Cependant, rien de tout cela n'a empêché Netanyahu d'aller de l'avant et de défendre le bombardement de Gaza, détruisant même le bâtiment qui abritait les agences de presse internationales, déclarant qu'il poursuivrait l'offensive jusqu'à atteindre ses objectifs militaires. On ne sait pas comment, mais il a dû y avoir des pressions du gouvernement américain sur le gouvernement israélien pour que les bombardements cessent et parviennent à un cessez-le-feu avec le Hamas.
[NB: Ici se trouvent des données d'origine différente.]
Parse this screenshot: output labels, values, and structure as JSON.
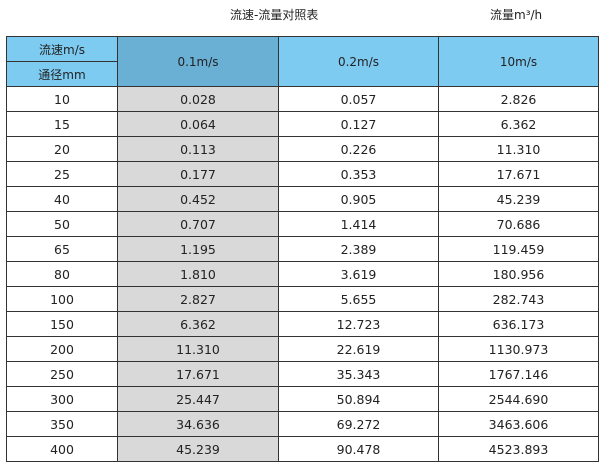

Même ainsi, la situation reste menaçante, également parce que Netanyahu a un style de gouvernement qui ne voit, dans les accords éventuels, qu'un pas de plus à faire plus tard dans la tentative de réaliser ses propres objectifs avant l'accord.
Netanyahu se déplace avec une grande facilité sur l'échiquier également compliqué de la politique américaine. Il avait le soutien sans restriction de l'ancien président Donald Trump et de la grande majorité, c'est le moins qu'on puisse dire, des républicains. Mais au nom de la défense de l'État d'Israël, il a aussi le soutien des démocrates et du président Joe Biden, qui dépend de l'octroi de ce soutien pour équilibrer sa position dans la politique intérieure des États-Unis et sa position de leader devant les alliés. sur le plateau géopolitique, sans lequel son leadership au sein même de l'establishment du Parti démocrate serait affaibli. Netanyahu le sait, et il sait en jouer, ce qui contrebalance sa position de dépendance vis-à-vis des États-Unis sur le plan militaire, par la vente et l'achat d'armes par Israël, en plus de la dépendance politique.
Il y a une gauche israélienne et des mouvements pacifistes attachés à une solution à deux États, israélien et palestinien, pour redéfinir un équilibre non belligérant dans la région. Ils ont même un parti – considéré comme de centre-gauche, le Meretz, avec 6 sièges au parlement actuel, affilié à l'Internationale socialiste et au Mouvement de l'Alliance progressiste, fondé à Leipzig, en Allemagne, en 2013. au gouvernement d'Israël s'élargit à la critique généralisée. contre le pays dans son ensemble et tous ses citoyens, et peut immédiatement dégénérer en formes d'antisémitisme dirigé contre le peuple juif. Ils n'arrêtent pas d'avoir raison. Cependant, il faut reconnaître que cette stigmatisation négative tend à se renforcer tant qu'Israël continue d'être dirigé par des politiciens comme Netanyahu, le seigneur de toutes les guerres.
Flavio Aguiar, journaliste et écrivain, est professeur à la retraite de littérature brésilienne à l'USP. Auteur, entre autres livres, de Chroniques du monde à l'envers (Boitempo).